Earlier, a female friend of the narrator has taken the unusual job of spending the night beside customers without having sex with them. They are all people who life has exhausted at some deep level, and their only need now was not to have to sleep alone.
Nights preoccupy the narrator, too. She finds she's sleeping longer and longer, until one day she meets a mysterious woman in a park who tells her that her psyche and spirit are both exhausted, and that she should get a job to give herself a sense of purpose ? and then disappears.
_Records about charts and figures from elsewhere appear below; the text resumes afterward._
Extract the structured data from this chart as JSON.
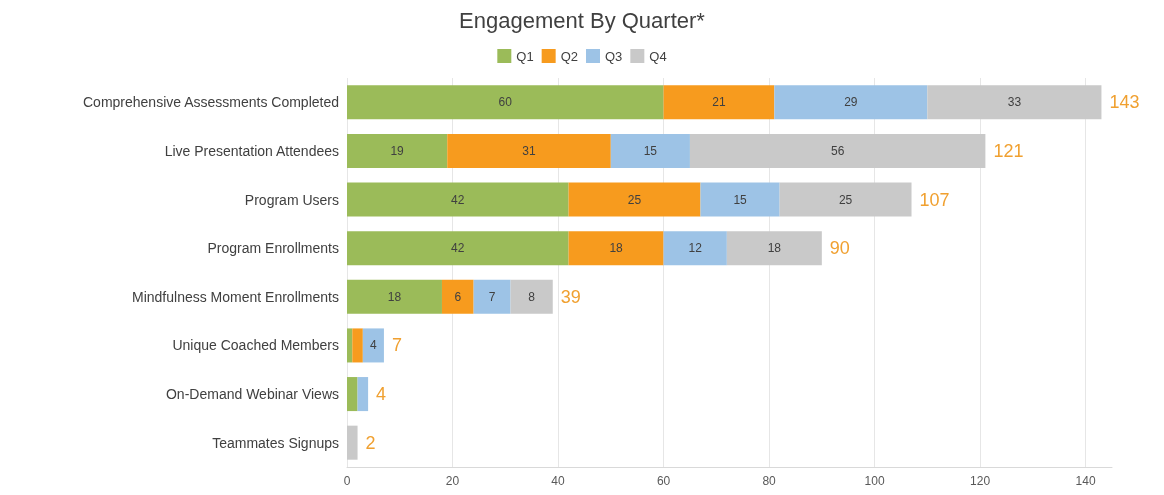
{
  "chart_data": {
    "type": "bar",
    "orientation": "horizontal",
    "stacked": true,
    "title": "Engagement By Quarter*",
    "categories": [
      "Comprehensive Assessments Completed",
      "Live Presentation Attendees",
      "Program Users",
      "Program Enrollments",
      "Mindfulness Moment Enrollments",
      "Unique Coached Members",
      "On-Demand Webinar Views",
      "Teammates Signups"
    ],
    "series": [
      {
        "name": "Q1",
        "color": "#9bbb59",
        "values": [
          60,
          19,
          42,
          42,
          18,
          1,
          2,
          null
        ],
        "value_labels": [
          "60",
          "19",
          "42",
          "42",
          "18",
          null,
          null,
          null
        ]
      },
      {
        "name": "Q2",
        "color": "#f79b1e",
        "values": [
          21,
          31,
          25,
          18,
          6,
          2,
          null,
          null
        ],
        "value_labels": [
          "21",
          "31",
          "25",
          "18",
          "6",
          null,
          null,
          null
        ]
      },
      {
        "name": "Q3",
        "color": "#9dc3e6",
        "values": [
          29,
          15,
          15,
          12,
          7,
          4,
          2,
          null
        ],
        "value_labels": [
          "29",
          "15",
          "15",
          "12",
          "7",
          "4",
          null,
          null
        ]
      },
      {
        "name": "Q4",
        "color": "#c9c9c9",
        "values": [
          33,
          56,
          25,
          18,
          8,
          null,
          null,
          2
        ],
        "value_labels": [
          "33",
          "56",
          "25",
          "18",
          "8",
          null,
          null,
          null
        ]
      }
    ],
    "totals": [
      "143",
      "121",
      "107",
      "90",
      "39",
      "7",
      "4",
      "2"
    ],
    "xlim": [
      0,
      145
    ],
    "xticks": [
      0,
      20,
      40,
      60,
      80,
      100,
      120,
      140
    ],
    "grid": "x",
    "legend": "top"
  }
}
One of Banana Yoshimoto's attractions is that her tales are not weighed down with extended thoughts on history or politics, or indeed with confrontations or ethical choices of any kind. Instead, their lightly perfumed ambiance is soothing and palatable, without being obviously commonplace. Yoshimoto suits something in our era that doesn't want to be lectured to. She provides the illusion of sophistication without the need for very much intelligence on the reader's part. She gives a feeling of profundity by constantly hinting at meanings that are only occasionally made explicit.
Perhaps the reaction to her early stories was not all that wide of the mark. The days when major writers were seen as prophets of a kind appear to have passed. Instead, novelists like Banana Yoshimoto offer consolation tinged with vague mystery. She is the kind of author who appeals to people living routine lives and to those who find meaning for their existence in romance, people for whom friends are almost as important as lovers, and who keep violent events at arm's length.
As she writes toward the end of Asleep, "Even if all this has been nothing but the story of a few small waves that shook me when I lost my friend and wore myself out doing all the little things one does every day, even if all this was nothing but the story of a small resurrection, it still makes me feel that people are very strong."
No doubt they are. And Banana Yoshimoto's power lies in her ability to persuade people that their lives are not so terrible, and that their dreams are real, and may one day come true. The oldest fairy tales conveyed a very similar message.